Judge Ferguson asserts a contrary view in his concurrence. He cites as authority for that view a 2003 tome by Messrs. Derrick Jensen and George Draffan entitled Strangely Like War: The Global Assault on Forests, which attributes the decline of logging in the Northwest almost entirely to corporate consolidation and cost-cutting within the timber industry. Every citizen has the constitutional right to express his or her views on any subject and have the value of what he or she says, and any works cited, evaluated by the hearer or reader, but, in my view, writers who say extreme things should not be surprised that many of the things they say will be heavily discounted because of that very extremism. According to Wikipedia, “Jensen is often labeled an ‘anarcho-primi-tivist,’ who is quoted as saying in his book A Language Older Than Words that ‘[e]very morning when I awake I ask myself whether I should write or blow up a dam. I tell myself I should keep writing, though I’m not sure that’s right.’ ” Wikipedia, http://en.wikipedia.org/wiki/Derrick_ Jensen. Mr. Draffan is described by Aric McBay in an interview published in In the Wake as a “forest activist, public interest investigator and corporate muckracker.” Aric McBay, An Interview with George Draffan, In the Wake, available at http:// www.inthewake.org/draffanl.html. He is a frequent contributor to Endgame.org and the compiler of Activist Research Manual published in January 1999 by the Public Information Network. I respectfully suggest that the views of persons who, for example, fantasize about blowing up dams (a form of eco-terrorism and criminal act *786that potentially threatens the lives and property of thousands of people) deserve a healthy skepticism because they are so skewed and are so far from the mainstream of knowledgeable discourse.
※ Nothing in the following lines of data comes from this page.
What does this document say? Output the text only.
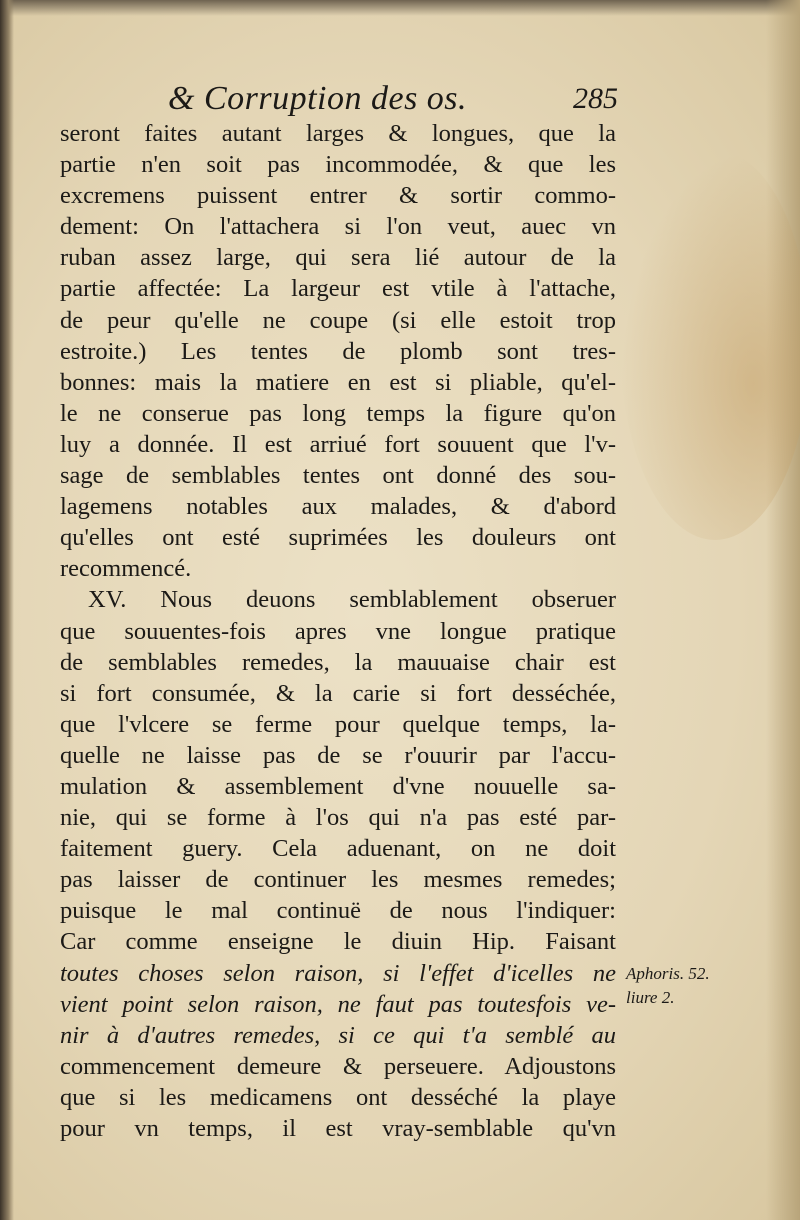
& Corruption des os.	285
seront faites autant larges & longues, que la
partie n'en soit pas incommodée, & que les
excremens puissent entrer & sortir commo-
dement: On l'attachera si l'on veut, auec vn
ruban assez large, qui sera lié autour de la
partie affectée: La largeur est vtile à l'attache,
de peur qu'elle ne coupe (si elle estoit trop
estroite.) Les tentes de plomb sont tres-
bonnes: mais la matiere en est si pliable, qu'el-
le ne conserue pas long temps la figure qu'on
luy a donnée. Il est arriué fort souuent que l'v-
sage de semblables tentes ont donné des sou-
lagemens notables aux malades, & d'abord
qu'elles ont esté suprimées les douleurs ont
recommencé.
XV. Nous deuons semblablement obseruer
que souuentes-fois apres vne longue pratique
de semblables remedes, la mauuaise chair est
si fort consumée, & la carie si fort desséchée,
que l'vlcere se ferme pour quelque temps, la-
quelle ne laisse pas de se r'ouurir par l'accu-
mulation & assemblement d'vne nouuelle sa-
nie, qui se forme à l'os qui n'a pas esté par-
faitement guery. Cela aduenant, on ne doit
pas laisser de continuer les mesmes remedes;
puisque le mal continuë de nous l'indiquer:
Car comme enseigne le diuin Hip. Faisant
toutes choses selon raison, si l'effet d'icelles ne
vient point selon raison, ne faut pas toutesfois ve-
nir à d'autres remedes, si ce qui t'a semblé au
commencement demeure & perseuere. Adjoustons
que si les medicamens ont desséché la playe
pour vn temps, il est vray-semblable qu'vn
Aphoris. 52.
liure 2.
As federal judges, we have a weighty responsibility to properly construe and apply federal environmental laws in order to protect our national parks and endangered species from undisciplined and unregulated timber harvesting, but we may not properly ignore the well-established standards that govern our own role in reviewing the laws and regulations enacted by the representative branches of our government and the agencies empowered to implement those laws.
Because I respectfully contend that it was wrongly decided, I would (if the occasion arises) reverse the majority’s holding in Ecology Center, which would likely change the result in this case. However, because I am legally bound by Ecology Center, I reluctantly join my colleagues in reversing the lower court.